M. Jérôme Bascher. Dans notre très large majorité, nous ne voulons pas réduire l’autonomie fiscale des collectivités.

Avant de supprimer sèchement la CVAE, pour répondre aux injonctions de l’élection présidentielle, qui – il faut le rappeler – n’a pas trouvé de légitimité lors des législatives, on a supprimé la redevance sans résoudre les problèmes, comme Roger Karoutchi l’a déjà largement expliqué dans cet hémicycle.

On fait la même chose avec la CVAE, que l’on supprime sèchement sans prévoir de mécanisme de compensation aux collectivités locales.

Nous sommes favorables à la suppression des impôts de production. Mais il faut trouver un autre impôt local pour garder de l’autonomie. Je comprends le dessein du Président de la République, qui veut qu’il n’y ait ni droite ni gauche. Mais, dans les élections locales, augmenter les impôts, comme on le fait à Paris, est un choix : ne pas les augmenter en est un autre.

Il faut une cohérence politique. (M. Pascal Savoldelli sesclaffe.)

M. Éric Bocquet. Nous la cherchons !

M. Jérôme Bascher. C’est ce que j’appelle de mes vœux.

Aujourd’hui, il faut trouver des mécanismes locaux pour que les impôts locaux puissent perdurer, et il ne faut pas envoyer de signaux négatifs aux entreprises sur les impôts de production.

Mme la présidente. La parole est à M. Max Brisson, pour explication de vote.

M. Max Brisson. Quitte à répéter les propos de mes collègues, je veux dire que je trouve la manière dont la position du groupe Les Républicains est critiquée tout de même assez politicienne.

Finalement, cela me fait penser que nous avons trouvé le bon équilibre,…

M. Max Brisson. … entre notre volonté réaffirmée et parfaitement argumentée de supprimer un impôt de production, ce qui est notre droit – que l’on ne soit pas d’accord avec la suppression d’un impôt de production sur d’autres travées de l’hémicycle, ce n’est pas nouveau –, et notre souhait, comme l’a très bien exprimé Roger Karoutchi, de prendre du temps, parce que nous avons été échaudés par bien des précipitations ayant entraîné des situations complexes pour les collectivités.

Nous affirmons un principe : celui de la suppression d’un impôt de production. Et nous demandons au Gouvernement d’amender l’article 5 sans le supprimer, afin de donner aux collectivités la visibilité dont elles ont besoin – c’est le sens des amendements de M. le rapporteur général et de Bruno Retailleau –, et pour dire clairement que nous voulons un autre système qui ne les lèse pas.

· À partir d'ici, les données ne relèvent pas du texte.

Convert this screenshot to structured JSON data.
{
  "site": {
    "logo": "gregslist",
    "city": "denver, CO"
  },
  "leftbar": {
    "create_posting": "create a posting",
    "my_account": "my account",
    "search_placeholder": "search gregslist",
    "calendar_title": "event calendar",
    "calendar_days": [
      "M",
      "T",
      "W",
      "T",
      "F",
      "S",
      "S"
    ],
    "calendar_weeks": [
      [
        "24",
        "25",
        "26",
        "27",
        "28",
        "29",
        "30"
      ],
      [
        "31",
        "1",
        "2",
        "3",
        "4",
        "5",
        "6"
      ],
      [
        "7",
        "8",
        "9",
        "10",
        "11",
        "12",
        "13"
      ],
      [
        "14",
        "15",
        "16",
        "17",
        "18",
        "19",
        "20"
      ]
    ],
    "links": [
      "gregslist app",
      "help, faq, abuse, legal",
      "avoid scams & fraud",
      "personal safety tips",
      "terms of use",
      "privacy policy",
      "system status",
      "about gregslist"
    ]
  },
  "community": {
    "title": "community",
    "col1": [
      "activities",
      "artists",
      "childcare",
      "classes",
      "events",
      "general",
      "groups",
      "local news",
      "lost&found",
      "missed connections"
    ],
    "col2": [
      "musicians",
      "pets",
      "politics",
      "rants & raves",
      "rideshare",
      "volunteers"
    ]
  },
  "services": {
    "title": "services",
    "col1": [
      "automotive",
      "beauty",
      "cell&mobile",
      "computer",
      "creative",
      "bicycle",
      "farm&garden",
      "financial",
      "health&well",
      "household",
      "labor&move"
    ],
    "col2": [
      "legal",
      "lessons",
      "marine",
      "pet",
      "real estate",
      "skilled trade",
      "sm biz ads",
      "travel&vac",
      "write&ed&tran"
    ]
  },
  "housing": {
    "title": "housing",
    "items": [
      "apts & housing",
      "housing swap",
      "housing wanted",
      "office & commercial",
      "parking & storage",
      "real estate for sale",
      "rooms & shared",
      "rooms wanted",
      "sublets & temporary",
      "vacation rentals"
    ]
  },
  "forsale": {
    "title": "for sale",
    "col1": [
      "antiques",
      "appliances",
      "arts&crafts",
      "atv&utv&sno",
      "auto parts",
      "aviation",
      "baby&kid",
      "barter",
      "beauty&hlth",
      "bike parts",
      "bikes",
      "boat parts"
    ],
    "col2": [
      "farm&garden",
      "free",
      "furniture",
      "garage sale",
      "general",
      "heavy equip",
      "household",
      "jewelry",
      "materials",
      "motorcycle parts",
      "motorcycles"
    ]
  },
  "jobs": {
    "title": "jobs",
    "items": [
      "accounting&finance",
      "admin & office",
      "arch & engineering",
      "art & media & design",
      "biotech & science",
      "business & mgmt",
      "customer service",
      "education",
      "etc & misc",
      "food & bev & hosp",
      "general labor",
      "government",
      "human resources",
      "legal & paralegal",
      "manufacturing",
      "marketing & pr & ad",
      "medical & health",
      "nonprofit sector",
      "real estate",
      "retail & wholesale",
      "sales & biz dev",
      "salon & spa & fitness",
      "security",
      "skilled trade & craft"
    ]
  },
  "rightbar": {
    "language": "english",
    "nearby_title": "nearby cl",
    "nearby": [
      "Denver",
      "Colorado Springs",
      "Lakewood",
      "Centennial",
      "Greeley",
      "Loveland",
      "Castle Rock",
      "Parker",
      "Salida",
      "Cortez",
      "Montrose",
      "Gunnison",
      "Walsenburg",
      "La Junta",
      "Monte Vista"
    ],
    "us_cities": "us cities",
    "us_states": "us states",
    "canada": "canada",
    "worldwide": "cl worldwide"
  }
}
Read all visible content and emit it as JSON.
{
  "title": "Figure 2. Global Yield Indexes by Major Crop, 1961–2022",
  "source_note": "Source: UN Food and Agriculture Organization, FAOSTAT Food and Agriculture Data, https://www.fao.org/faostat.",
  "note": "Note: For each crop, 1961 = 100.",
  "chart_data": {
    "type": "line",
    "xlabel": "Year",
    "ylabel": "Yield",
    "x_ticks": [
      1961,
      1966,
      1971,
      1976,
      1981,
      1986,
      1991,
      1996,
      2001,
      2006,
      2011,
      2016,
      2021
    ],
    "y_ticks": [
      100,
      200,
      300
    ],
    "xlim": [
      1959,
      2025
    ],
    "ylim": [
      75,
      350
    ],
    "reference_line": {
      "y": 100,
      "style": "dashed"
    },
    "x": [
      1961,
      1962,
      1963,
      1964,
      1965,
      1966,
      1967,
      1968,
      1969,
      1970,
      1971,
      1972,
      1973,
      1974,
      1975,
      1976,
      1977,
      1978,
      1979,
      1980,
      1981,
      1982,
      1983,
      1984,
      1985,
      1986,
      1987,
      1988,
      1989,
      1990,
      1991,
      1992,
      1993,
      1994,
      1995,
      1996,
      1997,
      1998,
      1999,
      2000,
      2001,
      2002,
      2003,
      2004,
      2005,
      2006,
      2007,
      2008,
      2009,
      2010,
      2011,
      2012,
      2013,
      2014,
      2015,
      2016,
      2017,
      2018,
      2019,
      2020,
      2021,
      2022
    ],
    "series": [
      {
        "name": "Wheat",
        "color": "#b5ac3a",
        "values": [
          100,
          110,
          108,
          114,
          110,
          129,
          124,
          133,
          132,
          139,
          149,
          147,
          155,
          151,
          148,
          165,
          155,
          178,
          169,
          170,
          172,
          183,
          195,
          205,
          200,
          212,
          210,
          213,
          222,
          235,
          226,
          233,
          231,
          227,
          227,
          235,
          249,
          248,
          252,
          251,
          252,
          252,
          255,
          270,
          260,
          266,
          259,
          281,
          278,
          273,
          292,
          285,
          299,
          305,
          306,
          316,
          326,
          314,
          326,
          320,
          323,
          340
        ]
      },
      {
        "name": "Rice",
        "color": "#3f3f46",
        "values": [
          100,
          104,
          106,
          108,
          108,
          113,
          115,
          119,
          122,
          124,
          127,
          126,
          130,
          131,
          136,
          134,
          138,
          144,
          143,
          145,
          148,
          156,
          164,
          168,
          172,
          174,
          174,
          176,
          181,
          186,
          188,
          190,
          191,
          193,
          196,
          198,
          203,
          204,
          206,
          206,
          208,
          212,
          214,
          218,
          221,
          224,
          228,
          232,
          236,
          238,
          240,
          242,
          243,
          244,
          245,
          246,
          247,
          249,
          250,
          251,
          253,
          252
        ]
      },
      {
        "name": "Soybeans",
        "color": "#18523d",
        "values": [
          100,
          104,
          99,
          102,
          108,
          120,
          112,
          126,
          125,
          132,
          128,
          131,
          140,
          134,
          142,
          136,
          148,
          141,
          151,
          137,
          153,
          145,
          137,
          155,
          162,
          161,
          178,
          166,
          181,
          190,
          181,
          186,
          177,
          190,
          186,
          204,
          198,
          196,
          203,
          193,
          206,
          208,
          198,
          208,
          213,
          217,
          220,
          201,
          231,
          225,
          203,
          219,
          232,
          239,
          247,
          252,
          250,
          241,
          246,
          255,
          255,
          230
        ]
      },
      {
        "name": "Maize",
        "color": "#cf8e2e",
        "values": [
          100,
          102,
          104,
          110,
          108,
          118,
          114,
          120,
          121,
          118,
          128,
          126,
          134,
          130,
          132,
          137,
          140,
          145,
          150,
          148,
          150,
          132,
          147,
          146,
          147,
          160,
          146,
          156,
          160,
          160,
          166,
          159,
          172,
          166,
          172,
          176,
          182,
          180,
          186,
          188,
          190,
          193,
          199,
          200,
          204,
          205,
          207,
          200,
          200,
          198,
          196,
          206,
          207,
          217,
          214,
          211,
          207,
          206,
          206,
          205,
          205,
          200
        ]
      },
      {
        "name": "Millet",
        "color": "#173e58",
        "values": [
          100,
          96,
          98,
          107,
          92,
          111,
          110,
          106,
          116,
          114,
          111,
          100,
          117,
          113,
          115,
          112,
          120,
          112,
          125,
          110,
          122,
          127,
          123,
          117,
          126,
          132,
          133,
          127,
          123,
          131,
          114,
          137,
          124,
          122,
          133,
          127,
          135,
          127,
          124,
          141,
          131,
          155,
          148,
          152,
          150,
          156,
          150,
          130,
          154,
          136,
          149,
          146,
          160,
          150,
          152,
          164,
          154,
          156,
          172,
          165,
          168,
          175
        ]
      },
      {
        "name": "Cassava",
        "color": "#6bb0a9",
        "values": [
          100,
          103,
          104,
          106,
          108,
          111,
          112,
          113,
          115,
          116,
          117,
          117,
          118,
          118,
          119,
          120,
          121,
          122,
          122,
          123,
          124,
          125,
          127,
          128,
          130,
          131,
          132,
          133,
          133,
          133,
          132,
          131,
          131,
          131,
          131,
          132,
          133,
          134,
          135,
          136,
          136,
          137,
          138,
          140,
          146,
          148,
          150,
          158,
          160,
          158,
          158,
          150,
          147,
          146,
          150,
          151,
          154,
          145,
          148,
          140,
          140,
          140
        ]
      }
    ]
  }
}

Pardonnez-moi de défendre la position d’équilibre de mon groupe et de repousser les attaques à mon sens trop moralisantes et trop politiciennes dont elle fait l’objet !

Mme la présidente. La parole est à M. Franck Montaugé, pour explication de vote.

M. Franck Montaugé. Je veux simplement évoquer un sujet qui me semble majeur, mais à côté duquel nous avons tendance à passer : celui des paradis fiscaux et de ce qu’ils représentent en termes de richesse détournée (M. Roger Karoutchi approuve.) pour les entreprises – une telle richesse pourrait contribuer à améliorer leur compétitivité – comme pour les territoires, qui pourraient ainsi satisfaire leurs besoins en termes de développement économique et apporter des réponses à caractère social en direction des populations les plus en difficulté.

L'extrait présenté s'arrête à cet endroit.